Microvascular vasomotion is defined as the spontaneous rhythmic contraction and dilatation of the smooth muscles in the walls of small blood vessels [43,44]. There is some evidence indicating that vasomotion may be involved in the regulation of microvascular blood flow distribution and oxygen delivery to tissues [45,46] and two theoretical modeling studies [47,48] suggest that vasomotion may improve oxygen delivery in some cases.

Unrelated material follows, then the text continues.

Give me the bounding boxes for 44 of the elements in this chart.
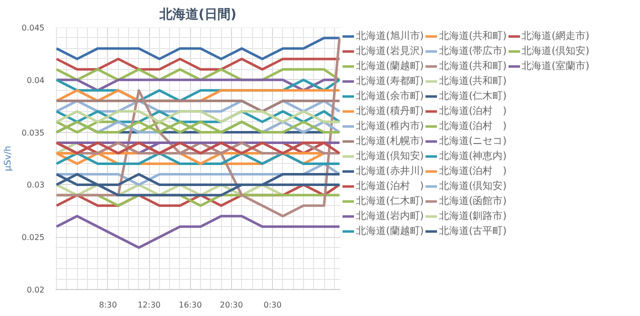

Caffeine acts on the smooth muscular cells through different mechanisms with an opposite effect. Through direct action caffeine activates the ryanodine channels in the endoplasmic reticulum, activates the nonselective channel for cations, inhibits the cAMP phosphodiesterase, inhibits the inositol trisphosphate receptor, inhibits myosin light chain kinase, increases Ca2+ concentration in a region distant from the contractile apparatus, inhibits voltage-dependent Ca2+ channels, and blocks adenosine receptors. Through indirect action, caffeine increases the production of nitric oxide, increases the production of renin, and stimulates the sympathetic system [49,50]. It seems that in our experimental setting the mechanisms that cause an increase in vascular smooth muscle activity prevailed.

Study limitations

For the spectral analysis of the LD flux signal we used 6-minute recordings. Due to the short length of the recordings, we cannot be certain that the ultra-low frequency oscillations after caffeine did not change.

Both habitual and nonhabitual coffee drinkers were among the subjects in the present study. Some of the nonhabitual coffee drinkers reported concern about consuming 200 mg of caffeine. Nevertheless, all participants in the study consumed 200 mg of caffeine. However, given the concern reported by some nonhabitual coffee drinkers, we cannot be certain that those participants were calm after the caffeine ingestion. This fact could have influenced individual resting LD flux values. However, since resting LD flux values and heart rate decreased after caffeine consumption, we believe that any resultant anxiety had only a minor effect on the results obtained in the present study.

Conclusions

The results of our study demonstrate for the first time that caffeine affects cutaneous microcirculation by increasing low frequency oscillations of resting and postocclusive LD flux, which is related to spontaneous myogenic activity. The impact on the PORH response is the diminishment of peak LD flux, PORH duration, and consequently the area under the PORH flux curve. In addition, the results confirm that the ingestion of a modest amount of caffeine increases blood pressure, while at the same time reduces heart rate and resting cutaneous LD flux in young, healthy individuals.